Existe uma métrica que nenhum relatório de marketing consegue capturar, mas que qualquer pessoa consegue sentir: o peso de uma marca quando ela aparece. Não a frequência com que aparece. O peso. E essa distinção, aparentemente simples, é uma das mais ignoradas por quem toma decisão de comunicação hoje.
O mercado passou a última década obcecado com frequência, construindo calendários editoriais preenchidos até o fim do mês, estabelecendo metas de postagem e medindo consistência em volume de entregas. A lógica era sedutora e parecia irrefutável: quanto mais você aparece, mais você é lembrado. O problema é que essa lógica confunde lembrança com presença, e as duas coisas não são a mesma coisa.
Lembrança é passiva. Você lembra de uma marca porque ela apareceu muitas vezes, ocupou espaço no feed, repetiu o suficiente para não ser esquecida. Presença é outra coisa. Você pensa em uma marca porque ela ocupa um lugar que nenhuma outra ocupa, porque ela diz algo que só ela diria, porque quando ela aparece você percebe que estava esperando. E presença não se constrói com volume. Se constrói com significado.

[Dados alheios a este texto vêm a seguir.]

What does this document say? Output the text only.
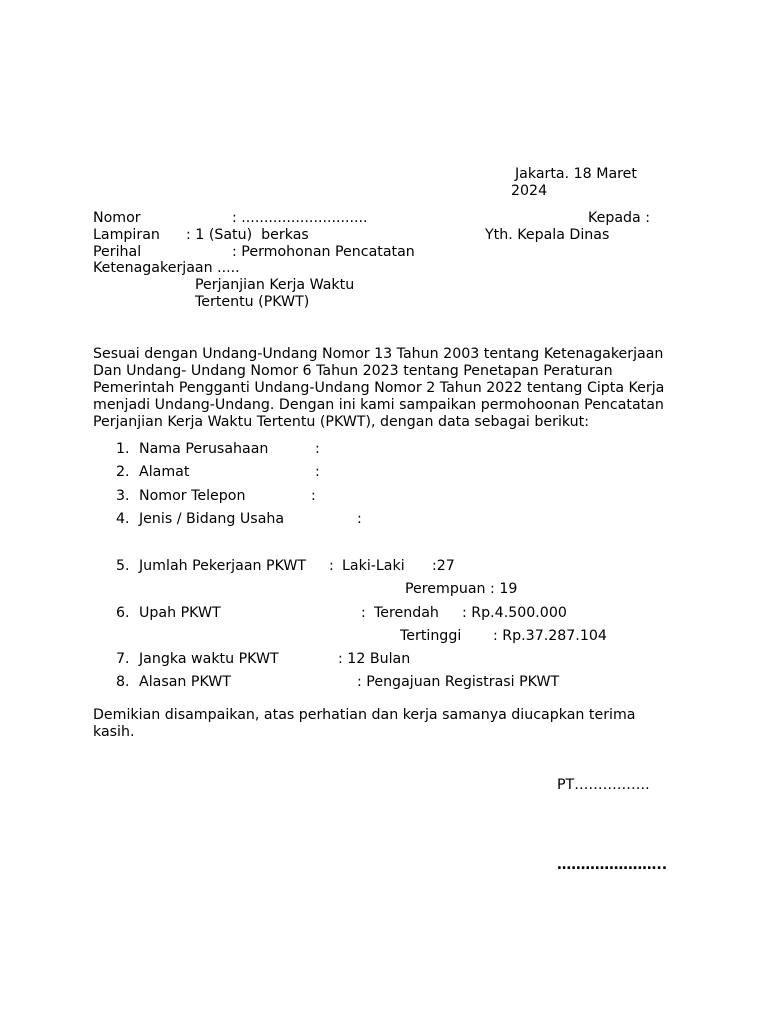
Jakarta. 18 Maret
2024
Nomor	: ............................	Kepada :
Lampiran : 1 (Satu)  berkas	Yth. Kepala Dinas
Perihal	: Permohonan Pencatatan
Ketenagakerjaan .....
Perjanjian Kerja Waktu
Tertentu (PKWT)
Sesuai dengan Undang-Undang Nomor 13 Tahun 2003 tentang Ketenagakerjaan
Dan Undang- Undang Nomor 6 Tahun 2023 tentang Penetapan Peraturan
Pemerintah Pengganti Undang-Undang Nomor 2 Tahun 2022 tentang Cipta Kerja
menjadi Undang-Undang. Dengan ini kami sampaikan permohoonan Pencatatan
Perjanjian Kerja Waktu Tertentu (PKWT), dengan data sebagai berikut:
1. Nama Perusahaan	:
2. Alamat	:
3. Nomor Telepon	:
4. Jenis / Bidang Usaha	:
5. Jumlah Pekerjaan PKWT : Laki-Laki :27
Perempuan : 19
6. Upah PKWT	: Terendah : Rp.4.500.000
Tertinggi : Rp.37.287.104
7. Jangka waktu PKWT	: 12 Bulan
8. Alasan PKWT	: Pengajuan Registrasi PKWT
Demikian disampaikan, atas perhatian dan kerja samanya diucapkan terima
kasih.
PT…………….
…………………..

Em janeiro de 2021, a Bottega Veneta deletou todos os seus perfis nas redes sociais. Sem comunicado, sem explicação, sem estratégia declarada ao mercado. O Instagram com 2,5 milhões de seguidores simplesmente desapareceu. O mundo da moda parou. A imprensa cobriu extensivamente. Consumidores foram procurar a marca em outros lugares e encontraram páginas de fãs que cresceram de forma orgânica porque o desejo não tinha para onde ir. Meses depois, o CEO do grupo confirmou que a estratégia estava funcionando além do esperado em termos de visibilidade e desejo. A marca não deixou de existir. Ela deixou de ser fácil. E essa diferença custou zero em mídia e gerou cobertura espontânea que nenhum orçamento teria comprado.

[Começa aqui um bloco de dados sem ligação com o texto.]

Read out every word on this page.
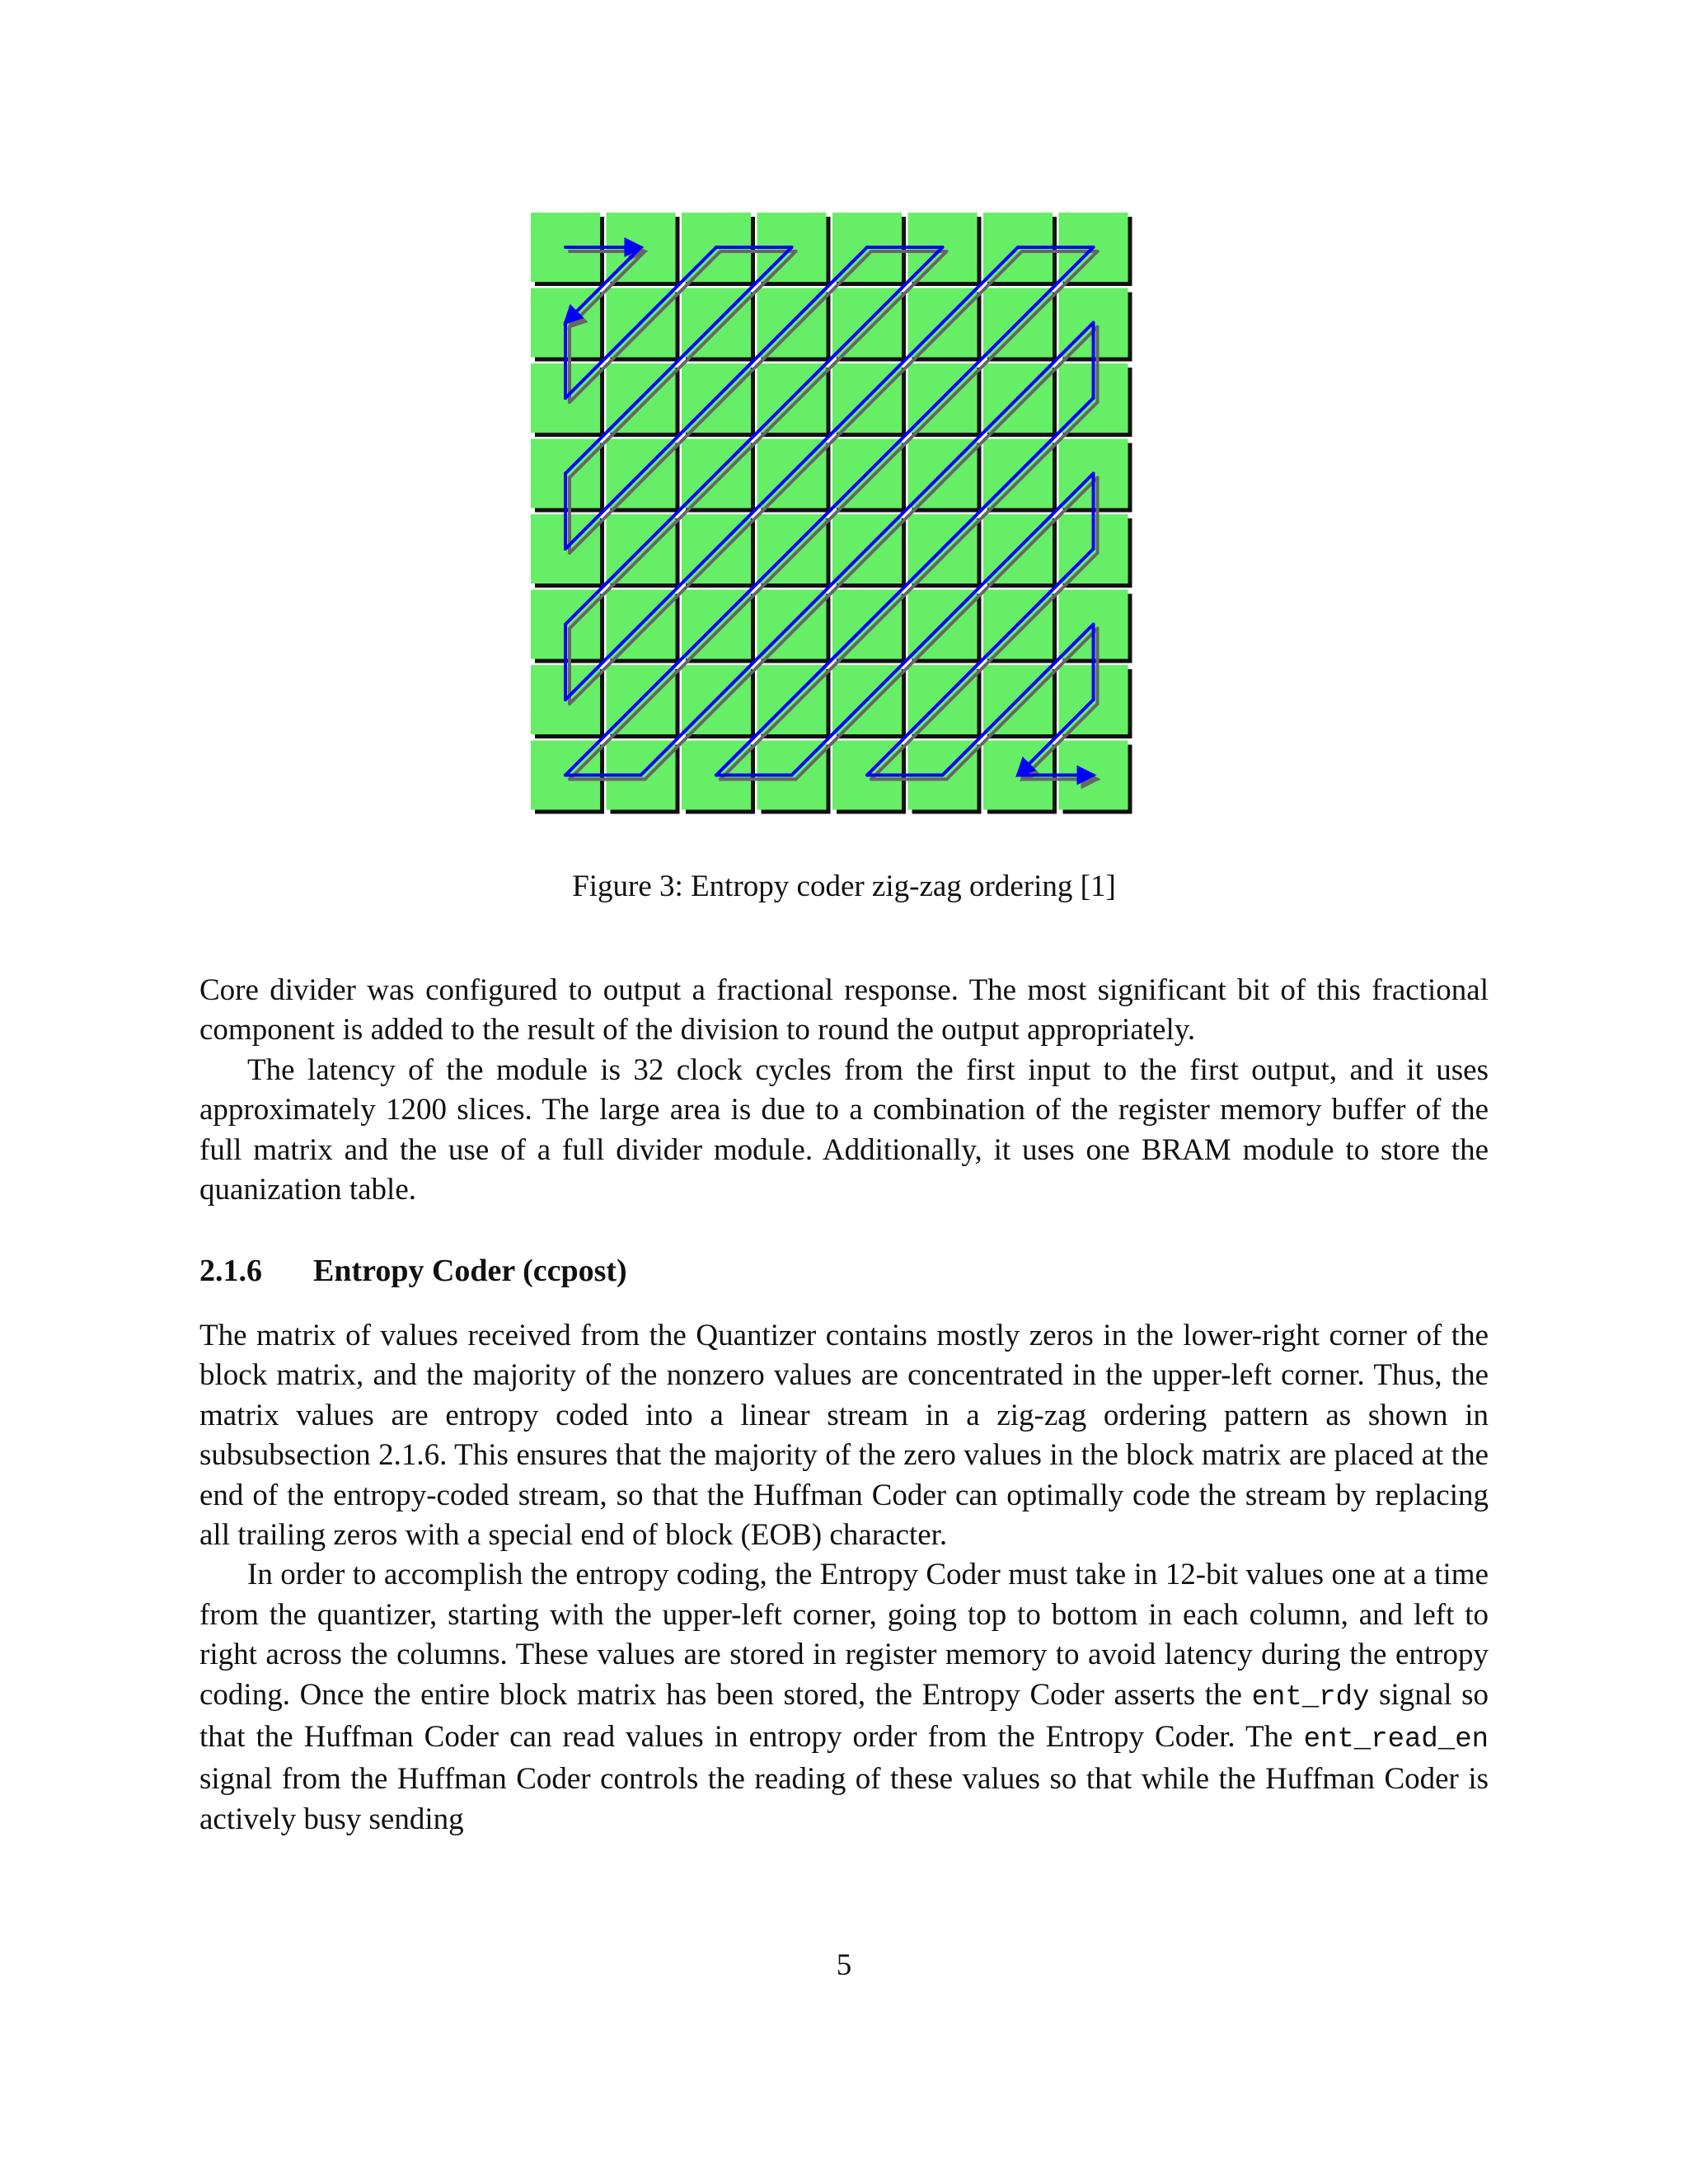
Figure 3: Entropy coder zig-zag ordering [1]

Core divider was configured to output a fractional response. The most significant bit of this fractional component is added to the result of the division to round the output appropriately.

The latency of the module is 32 clock cycles from the first input to the first output, and it uses approximately 1200 slices. The large area is due to a combination of the register memory buffer of the full matrix and the use of a full divider module. Additionally, it uses one BRAM module to store the quanization table.

2.1.6 Entropy Coder (ccpost)

The matrix of values received from the Quantizer contains mostly zeros in the lower-right corner of the block matrix, and the majority of the nonzero values are concentrated in the upper-left corner. Thus, the matrix values are entropy coded into a linear stream in a zig-zag ordering pattern as shown in subsubsection 2.1.6. This ensures that the majority of the zero values in the block matrix are placed at the end of the entropy-coded stream, so that the Huffman Coder can optimally code the stream by replacing all trailing zeros with a special end of block (EOB) character.

In order to accomplish the entropy coding, the Entropy Coder must take in 12-bit values one at a time from the quantizer, starting with the upper-left corner, going top to bottom in each column, and left to right across the columns. These values are stored in register memory to avoid latency during the entropy coding. Once the entire block matrix has been stored, the Entropy Coder asserts the ent_rdy signal so that the Huffman Coder can read values in entropy order from the Entropy Coder. The ent_read_en signal from the Huffman Coder controls the reading of these values so that while the Huffman Coder is actively busy sending

5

A Rolex opera com a mesma contenção, mas em um segmento completamente diferente e ao longo de décadas. Posta com frequência baixíssima para o tamanho que tem, sem hashtags, sem call-to-action, sem correr atrás de tendências de plataforma. Cada aparição é cirúrgica, cada imagem construída para durar mais do que o ciclo de atenção de uma semana. Essa escassez de comunicação se espelha na escassez de produto: há listas de espera em revendedores autorizados do mundo inteiro, não porque a Rolex não consiga produzir mais, mas porque a marca entende que abundância destrói desejo. As duas escassezes juntas criam algo que o marketing de performance ainda não aprendeu a colocar em planilha: a sensação de que possuir aquele objeto significa algo além do objeto em si.

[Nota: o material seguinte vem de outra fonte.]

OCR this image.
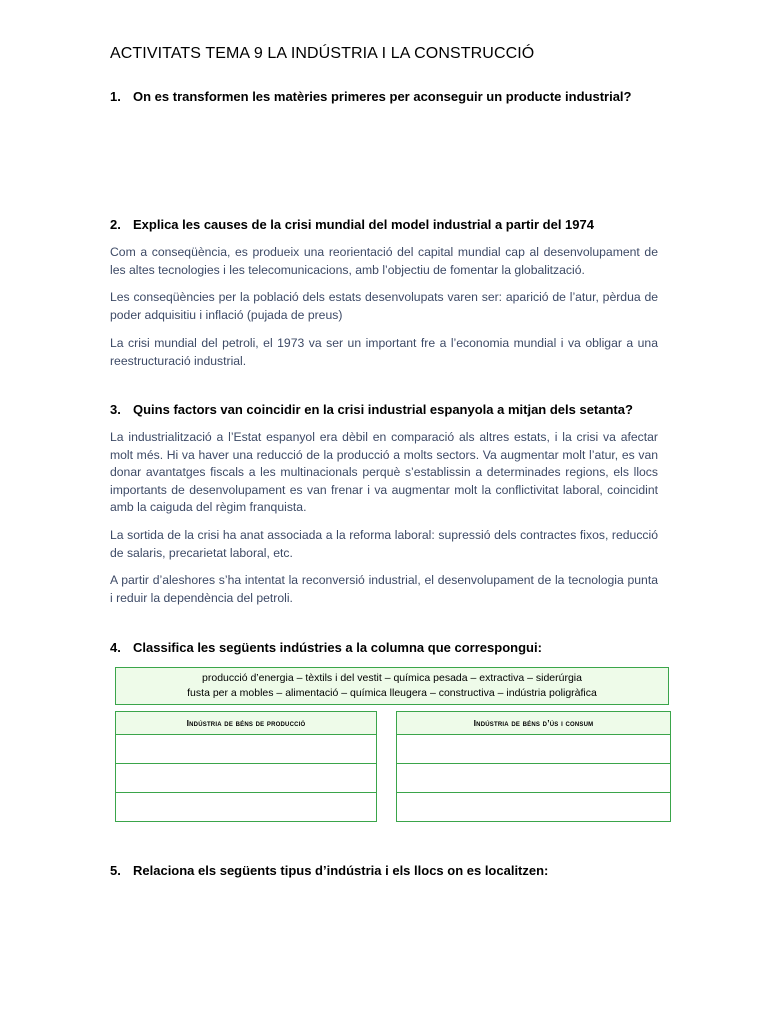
ACTIVITATS TEMA 9 LA INDÚSTRIA I LA CONSTRUCCIÓ
1. On es transformen les matèries primeres per aconseguir un producte industrial?
2. Explica les causes de la crisi mundial del model industrial a partir del 1974

Com a conseqüència, es produeix una reorientació del capital mundial cap al desenvolupament de les altes tecnologies i les telecomunicacions, amb l’objectiu de fomentar la globalització.

Les conseqüències per la població dels estats desenvolupats varen ser: aparició de l’atur, pèrdua de poder adquisitiu i inflació (pujada de preus)

La crisi mundial del petroli, el 1973 va ser un important fre a l’economia mundial i va obligar a una reestructuració industrial.

3. Quins factors van coincidir en la crisi industrial espanyola a mitjan dels setanta?

La industrialització a l’Estat espanyol era dèbil en comparació als altres estats, i la crisi va afectar molt més. Hi va haver una reducció de la producció a molts sectors. Va augmentar molt l’atur, es van donar avantatges fiscals a les multinacionals perquè s’establissin a determinades regions, els llocs importants de desenvolupament es van frenar i va augmentar molt la conflictivitat laboral, coincidint amb la caiguda del règim franquista.

La sortida de la crisi ha anat associada a la reforma laboral: supressió dels contractes fixos, reducció de salaris, precarietat laboral, etc.

A partir d’aleshores s’ha intentat la reconversió industrial, el desenvolupament de la tecnologia punta i reduir la dependència del petroli.

4. Classifica les següents indústries a la columna que correspongui:
producció d’energia – tèxtils i del vestit – química pesada – extractiva – siderúrgia
fusta per a mobles – alimentació – química lleugera – constructiva – indústria poligràfica
Indústria de béns de producció	Indústria de béns d’ús i consum

5. Relaciona els següents tipus d’indústria i els llocs on es localitzen:
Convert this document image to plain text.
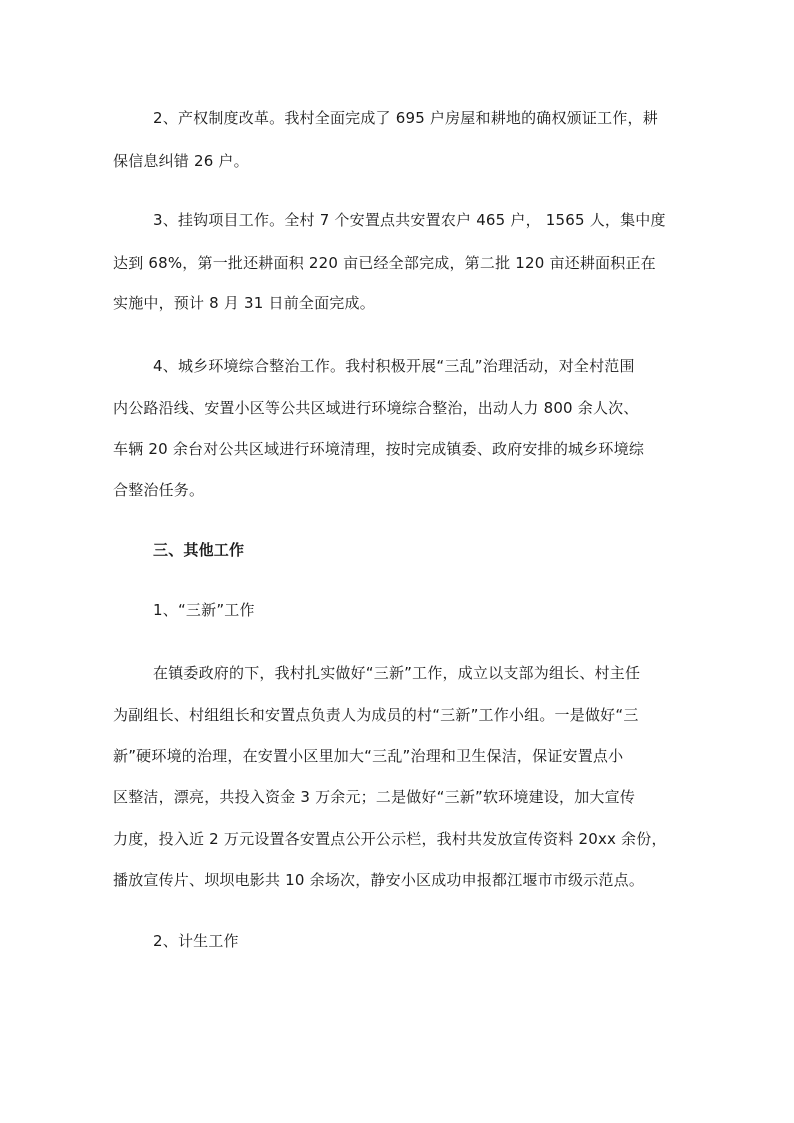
2、产权制度改革。我村全面完成了 695 户房屋和耕地的确权颁证工作，耕
保信息纠错 26 户。
3、挂钩项目工作。全村 7 个安置点共安置农户 465 户， 1565 人，集中度
达到 68%，第一批还耕面积 220 亩已经全部完成，第二批 120 亩还耕面积正在
实施中，预计 8 月 31 日前全面完成。
4、城乡环境综合整治工作。我村积极开展“三乱”治理活动，对全村范围
内公路沿线、安置小区等公共区域进行环境综合整治，出动人力 800 余人次、
车辆 20 余台对公共区域进行环境清理，按时完成镇委、政府安排的城乡环境综
合整治任务。
三、其他工作
1、“三新”工作
在镇委政府的下，我村扎实做好“三新”工作，成立以支部为组长、村主任
为副组长、村组组长和安置点负责人为成员的村“三新”工作小组。一是做好“三
新”硬环境的治理，在安置小区里加大“三乱”治理和卫生保洁，保证安置点小
区整洁，漂亮，共投入资金 3 万余元；二是做好“三新”软环境建设，加大宣传
力度，投入近 2 万元设置各安置点公开公示栏，我村共发放宣传资料 20xx 余份，
播放宣传片、坝坝电影共 10 余场次，静安小区成功申报都江堰市市级示范点。
2、计生工作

A Apple leva essa lógica para outro patamar porque opera em escala de massa sem abrir mão da contenção. Nunca correu atrás de tendência de plataforma, nunca encheu o feed de promoção, nunca precisou explicar o preço. Seu Instagram é composto quase exclusivamente por fotos tiradas por usuários, sem produto empurrado, sem ruído. Quando lança algo, para o mundo, não porque investiu mais do que os concorrentes em mídia, mas porque construiu ao longo de décadas uma expectativa tão alta que qualquer movimento seu carrega peso automático. O silêncio entre os lançamentos não enfraquece a marca. Ele pressuriza a próxima aparição. E essa tensão acumulada, gerenciada com precisão ao longo do tempo, é o que transforma um evento de produto em um acontecimento cultural.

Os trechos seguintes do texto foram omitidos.